One solution to this problem I've seen proposed by Krushke and others is to replace the normal distribution for $y$ with a student $t$ distribution, which has an additional parameter (degrees of freedom, sometimes denoted $v$) that increases the density of the tails and thus compensates for outliers. In his textbook, Krushke allows this parameter to be informed by the data, but it seems (based on his figures) that it is greatly influenced by the choice of prior. My question is, why not just set $v$ to $n-1$, as in a frequentist $t$ test?

Best Answer

The degrees of freedom in a linear regression model with Student-t errors are not fixed neither in the classical nor in the Bayesian approach. You are mixing up inference with hypothesis tests.

The formulation is as follows. You have $n$ response variables $y_1,\dots,y_n$, $n$ covariate vectors ${\bf x}_1,\dots,{\bf x}_n$ and $p+1$ regression parameters $\beta_0,\beta_1,\dots,\beta_p$. The regression model is:

$$y_j=\beta_0 +\beta_1 x_{j1}\dots + \beta_p x_{jp} + \epsilon_j,$$

where $\epsilon_j$ is distributed according to a Student t distribution with $\nu>0$ degrees of freedom and scale parameter $\sigma>0$. Then, the likelihood function is:

$$L(\beta_0,\dots,\beta_p,\sigma,\nu) \propto \prod_{j=1}^n \dfrac{1}{\sigma}f\left(\dfrac{y_j-{\bf x}^{\top}_j\beta}{\sigma}\Bigg\vert \nu\right),$$

where $f(\cdot\vert \nu)$ is the Student t density with $\nu$ degrees of freedom.

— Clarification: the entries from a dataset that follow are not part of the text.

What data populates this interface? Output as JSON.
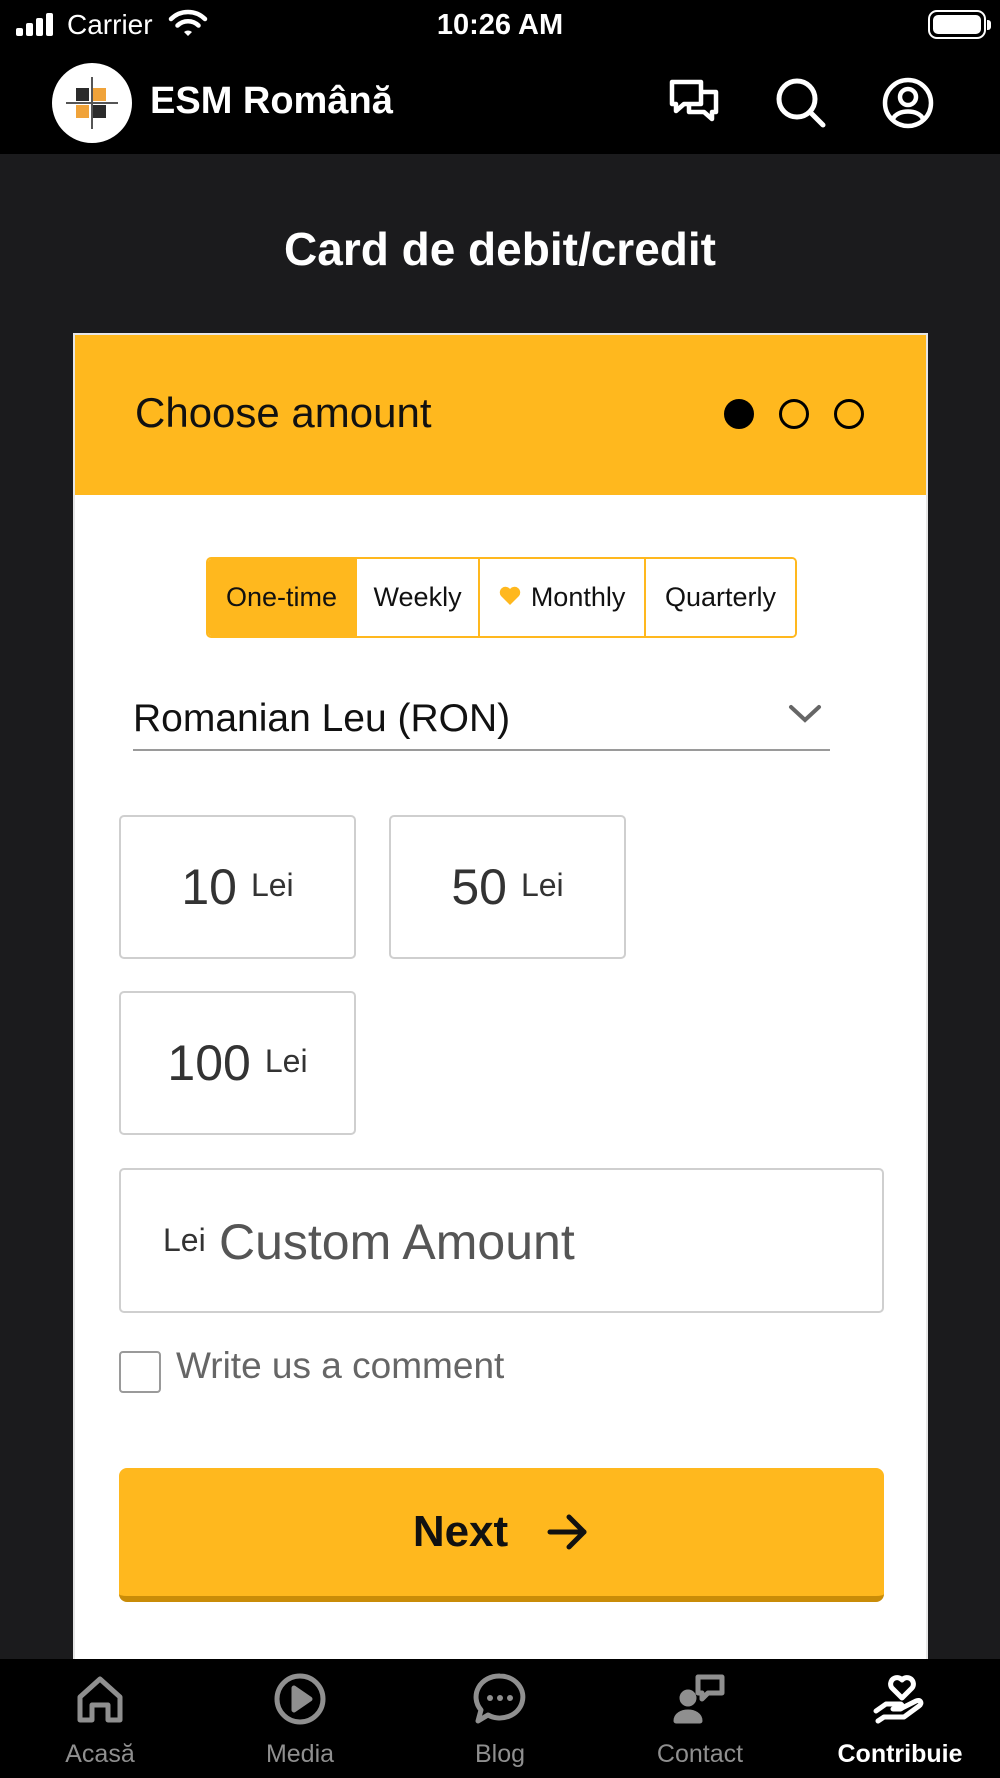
{
  "status_bar": {
    "carrier": "Carrier",
    "time": "10:26 AM",
    "signal_icon": "cellular-signal-icon",
    "wifi_icon": "wifi-icon",
    "battery_icon": "battery-icon"
  },
  "header": {
    "logo_icon": "esm-logo-icon",
    "title": "ESM Română",
    "icons": [
      "chat-icon",
      "search-icon",
      "account-icon"
    ]
  },
  "page": {
    "title": "Card de debit/credit"
  },
  "card": {
    "header_title": "Choose amount",
    "steps": {
      "total": 3,
      "current": 1
    },
    "frequency": {
      "options": [
        {
          "label": "One-time",
          "active": true
        },
        {
          "label": "Weekly",
          "active": false
        },
        {
          "label": "Monthly",
          "active": false,
          "icon": "heart-icon"
        },
        {
          "label": "Quarterly",
          "active": false
        }
      ]
    },
    "currency": {
      "selected": "Romanian Leu (RON)",
      "icon": "chevron-down-icon"
    },
    "amounts": [
      {
        "value": "10",
        "unit": "Lei"
      },
      {
        "value": "50",
        "unit": "Lei"
      },
      {
        "value": "100",
        "unit": "Lei"
      }
    ],
    "custom_amount": {
      "unit": "Lei",
      "placeholder": "Custom Amount",
      "value": ""
    },
    "comment": {
      "label": "Write us a comment",
      "checked": false
    },
    "next_button": {
      "label": "Next",
      "icon": "arrow-right-icon"
    }
  },
  "tab_bar": {
    "tabs": [
      {
        "label": "Acasă",
        "icon": "home-icon",
        "active": false
      },
      {
        "label": "Media",
        "icon": "play-icon",
        "active": false
      },
      {
        "label": "Blog",
        "icon": "chat-bubble-icon",
        "active": false
      },
      {
        "label": "Contact",
        "icon": "contact-icon",
        "active": false
      },
      {
        "label": "Contribuie",
        "icon": "donate-heart-hand-icon",
        "active": true
      }
    ]
  },
  "colors": {
    "accent": "#ffb81e",
    "background": "#1b1b1d",
    "bar": "#000000",
    "tab_inactive": "#8f8f8f"
  }
}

The maximum likelihood estimator is obtained by maximising the likelihood function with respect to all the parameters.

In order to obtain Bayesian inference, you need a prior for the parameters in order to construct the posterior distribution in the usual way: $Posterior \propto Likehood \times Prior$. Typically, people use a Normal distribution for ${\bf \beta}$, an inverse gamma for $\sigma$, and for $\nu$ several noninformative priors have been proposed. Here is a list of options:

  1. Jeffreys prior: http://biomet.oxfordjournals.org/content/95/2/325.short
  2. Juarez-Steel prior: http://onlinelibrary.wiley.com/doi/10.1002/jae.1113/abstract
  3. Discrete noninformative prior: https://projecteuclid.org/euclid.ba/1393251776
  4. Noninformative prior based on kurtosis: http://projecteuclid.org/euclid.ejs/1440680330
  5. Penalised complexity prior: http://arxiv.org/abs/1403.4630

Which one is better (and in what sense?)? That is an open question.